It’s a drizzly Friday morning, and no one clustered at the base of Squak Mountain is complaining about the chill in the air.
They’ve been waiting all week to leave the suburbs behind and turn a brambly stretch of earth into a trail.
They’re volunteers for the Washington Trails Assn., and they do their thing rain or shine.
“Fun is what’s going to happen,” crew leader Mike Owens says in a folksy pep talk to his cohorts in green hard hats, “because we all like being out in the woods, and we all like beating on ourselves to the point that tomorrow we won’t be able to get out of bed.”
Everyone laughs, leaning back in their raincoats and hiking boots.
After listening to a safety spiel, they grab their tools and make their way up the mountain on the outskirts of this suburban town 20 miles southeast of Seattle.
Three of them are retirees. One is an accountant on leave from her job in Canada. Another is a victim of dot-com layoffs.
Like the rest of the trails association’s 1,300 volunteers, they share a love for the outdoors and realize that it takes more helping hands than the state and feds can afford to keep public trails open and safe.
“At the end of the day, you feel like it’s the most fulfilling thing you’ve ever done,” says Allison Porter, 30, a casualty of a failed Seattle Internet company. “If I could do this every day, I would.”
The trails association dates back to 1966, when outdoors enthusiasts formed a hikers’ information exchange for the Mountaineers, a club based in Seattle. There were no guidebooks then, so members shared stories about their hiking experiences through the mail and over the phone.
Over the next few decades, the organization grew in size and scope, adding trail maintenance to its mission in 1993 to help cash-strapped government agencies take better care of the 9,000 miles of trails that wind through Washington’s back country.
“If the government wasn’t going to fully fund it, someone had to do something,” says Greg Ball, head of the association’s trail maintenance program. “If you can get people out on the trails, enjoying the work they put into it, then you’re going to increase the constituency for the back country.”
The U. S. Forest Service, which manages most of Washington’s trails, has budgeted $2.3 million for trail maintenance this fiscal year. The Forest Service’s Pacific Northwest region is chipping away at $17.6 million in deferred maintenance and an extra $44-million construction backlog.
The state parks system is also grappling with major budget shortfalls, including a $300-million backlog of major repairs and renovations needed in Washington’s 125 parks.
People from all walks of life pitch in for the trails association, making it one of the nation’s largest and most active groups of its kind.
There are 5-year-olds and grandparents, retirees and people who take days off work, hiking gurus and beginners keen on learning the lay of the land.
“I’ve always liked hiking,” says Owens, 60, an Issaquah retiree. “This suddenly became hiking with a purpose.”

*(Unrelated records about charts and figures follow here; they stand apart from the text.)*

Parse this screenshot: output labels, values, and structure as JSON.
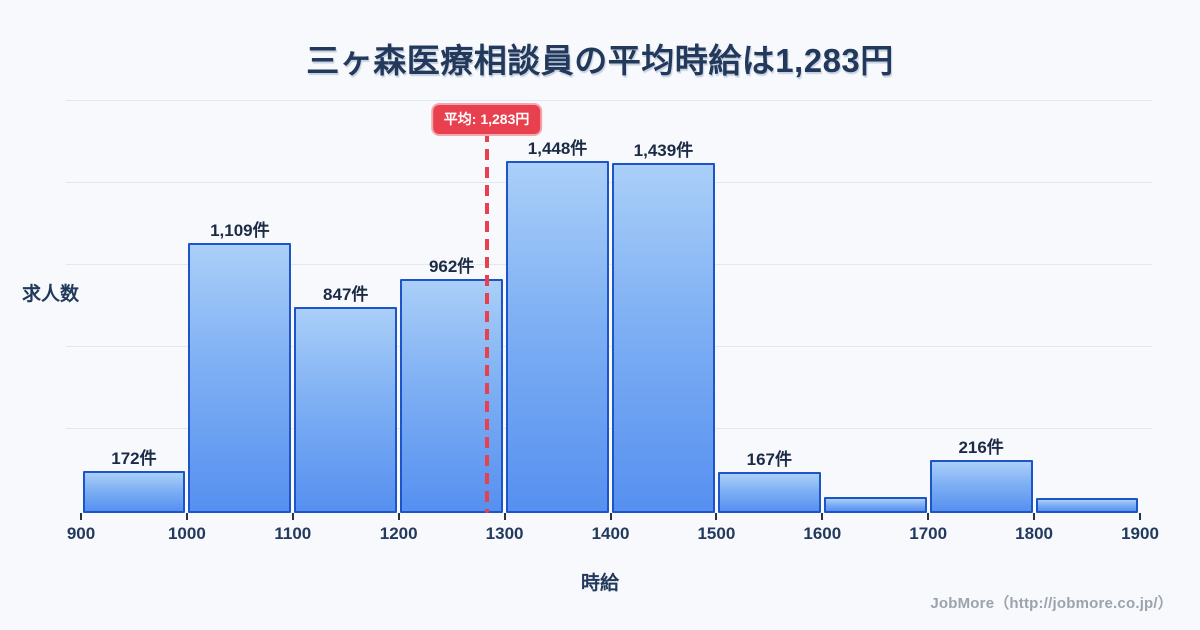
{
  "title": "三ヶ森医療相談員の平均時給は1,283円",
  "average": {
    "label": "平均: 1,283円",
    "value": 1283
  },
  "chart_data": {
    "type": "bar",
    "subtype": "histogram",
    "title": "三ヶ森医療相談員の平均時給は1,283円",
    "xlabel": "時給",
    "ylabel": "求人数",
    "x_ticks": [
      "900",
      "1000",
      "1100",
      "1200",
      "1300",
      "1400",
      "1500",
      "1600",
      "1700",
      "1800",
      "1900"
    ],
    "bin_edges": [
      900,
      1000,
      1100,
      1200,
      1300,
      1400,
      1500,
      1600,
      1700,
      1800,
      1900
    ],
    "categories": [
      "900-1000",
      "1000-1100",
      "1100-1200",
      "1200-1300",
      "1300-1400",
      "1400-1500",
      "1500-1600",
      "1600-1700",
      "1700-1800",
      "1800-1900"
    ],
    "values": [
      172,
      1109,
      847,
      962,
      1448,
      1439,
      167,
      65,
      216,
      62
    ],
    "bar_labels": [
      "172件",
      "1,109件",
      "847件",
      "962件",
      "1,448件",
      "1,439件",
      "167件",
      "",
      "216件",
      ""
    ],
    "average_line": {
      "x": 1283,
      "label": "平均: 1,283円"
    },
    "xlim": [
      900,
      1900
    ],
    "ylim": [
      0,
      1500
    ],
    "grid": true,
    "legend": "none"
  },
  "footer": {
    "credit": "JobMore（http://jobmore.co.jp/）"
  },
  "colors": {
    "background": "#f7f9fc",
    "title_navy": "#22395c",
    "bar_fill_top": "#aacff8",
    "bar_fill_bottom": "#5690f0",
    "bar_border": "#1d55c9",
    "average_red": "#e8404e",
    "label_dark": "#1c2b45",
    "gridline": "#e3e8f0",
    "footer_gray": "#9ca3ad"
  }
}
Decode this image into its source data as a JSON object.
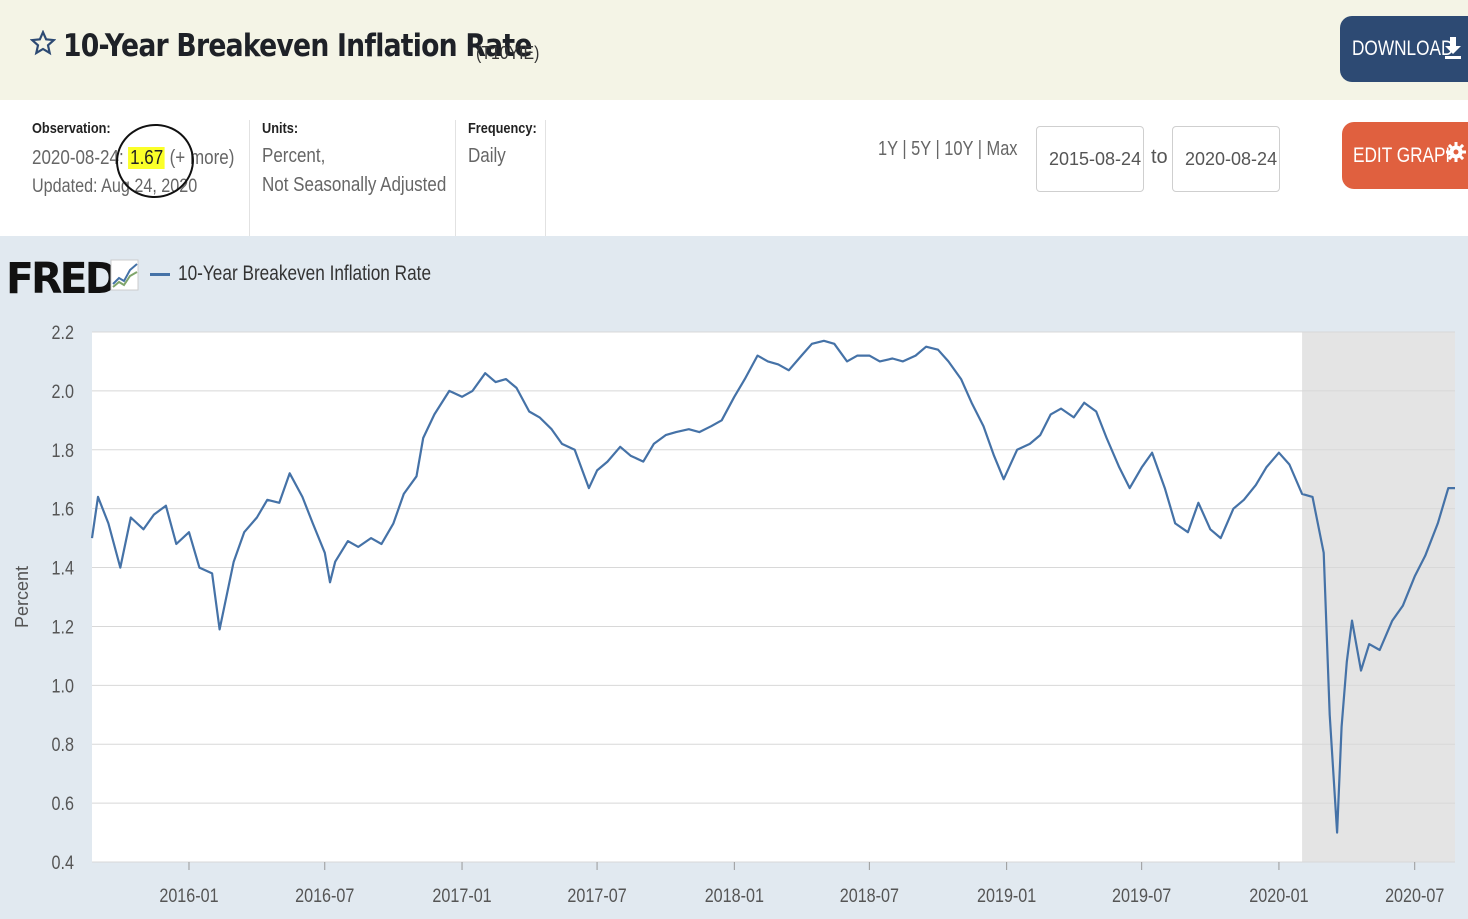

Owens, a volunteer who turned out so often that the trails association made him a member of the staff, is as eager as usual this gloomy Friday morning. So is the rest of the crew trudging through the mess of mud and puddles at the base of the trail.
Their job for the day is to continue work on a switchback up the mountain, where a new trail will give a worn-down swath some time to recover.
State parks land managers use neon pink ribbons to mark the trail, and the volunteers spread out, pick their tools and start whacking away at the sweet-smelling dirt.
The top layer of soil is dark--full of nettle, wandering roots and other nutrient-rich matter that needs to be cleared away so the trail won’t get overgrown with plant life once the path is cleared.
They dig until they hit light brown, clay-like soil, which can withstand the wear and tear of hikers and horses.
Slowly, one heave-ho at a time, the new trail takes shape.
“It always amazes me how much we get done,” Owens says, pointing to a wild, overgrown patch of land the trail once resembled, “not only that, but how good it looks.”
Land managers with the U. S. Forest Service, state and national parks services and the state Department of Natural Resources work closely with the trails association, giving crews specific instructions of what work is needed and where.
Gary Paull, wilderness and trails coordinator for the Mt. Baker-Snoqualmie National Forest, says his staff relies heavily on help from volunteers.
“Most of those trails are in better shape now than any other time I’ve seen them, and I’ve lived here my whole life,” Paull said. “They do help out a tremendous amount.”